In an interview with Loop News, Nicholas Faisal, whose business is located in Micoud, spoke on the importance of quality in the industry.
Some of the products he exports include dry coconuts, bananas, plantains and mangoes. His main markets in the Caribbean are Antigua, St Kitts and Barbados.
Faisal, who is also a farmer, has felt the impact of supplying unacceptable quality to one of his markets when earlier this year four batches of his consignments of bananas and plantains were rejected in Barbados in consecutive weeks due to the presence of mealybugs among them.
He said the situation had impacted the farmers in a big way because they were unable to get paid for those consignments.
However, in that case, he is not fully apportioning blame on them for the blow.
“It’s a blow they did not have much control over. The farmers did not have the ability to secure the right chemical to control the mealybugs,” Faisal said, adding that all farmers who produced during that time suffered.
He said that the situation was compounded by the weather pattern, “That came about because of the extended dry spell, a situation which the farmers had no control over.”
Among some of the other variables that determine the success of businesses like his are the availability of agricultural inputs, skilled farm workers and the way the farmers handle their crops on the field.
Faisal identified some of those tasks as harvesting, deflowering and packaging.

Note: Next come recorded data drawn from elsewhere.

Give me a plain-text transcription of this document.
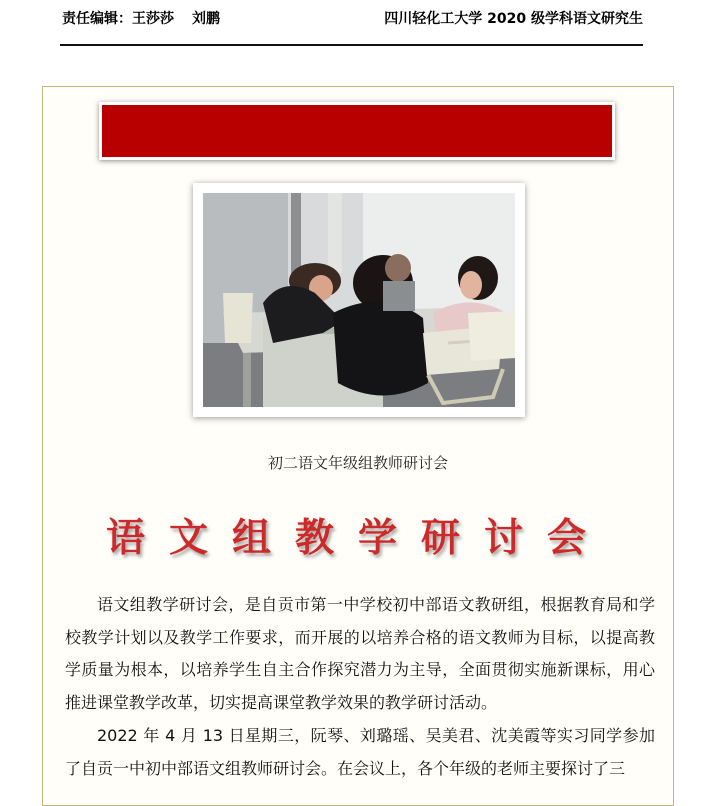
责任编辑：王莎莎 刘鹏	四川轻化工大学 2020 级学科语文研究生
初二语文年级组教师研讨会
语文组教学研讨会

语文组教学研讨会，是自贡市第一中学校初中部语文教研组，根据教育局和学校教学计划以及教学工作要求，而开展的以培养合格的语文教师为目标，以提高教学质量为根本，以培养学生自主合作探究潜力为主导，全面贯彻实施新课标，用心推进课堂教学改革，切实提高课堂教学效果的教学研讨活动。

2022 年 4 月 13 日星期三，阮琴、刘璐瑶、吴美君、沈美霞等实习同学参加了自贡一中初中部语文组教师研讨会。在会议上，各个年级的老师主要探讨了三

He said if these things are not done properly, it causes incremental damages to the crops, which can cause their produce to be rejected in the foreign market.
“Generally, the farmers are able to produce a nice bunch up to the market standard, but sometimes in their harvesting and handling they encounter some difficulties,” Faisal explained.
As it relates to the unavailability of skilled farm workers, he lamented that some workers have left the industry and gotten into other fields such as security and construction.
“In the past we had a lot of efficient and skilled farm workers. A lot of them have now moved to greener pasture,” he said.
Faisal said despite the shortcomings and challenges his business has experienced during its eight years in operation, it has served the country well.
“It has been able to provide support to rural communities, impacting positively on the livelihood of residents there,” he said.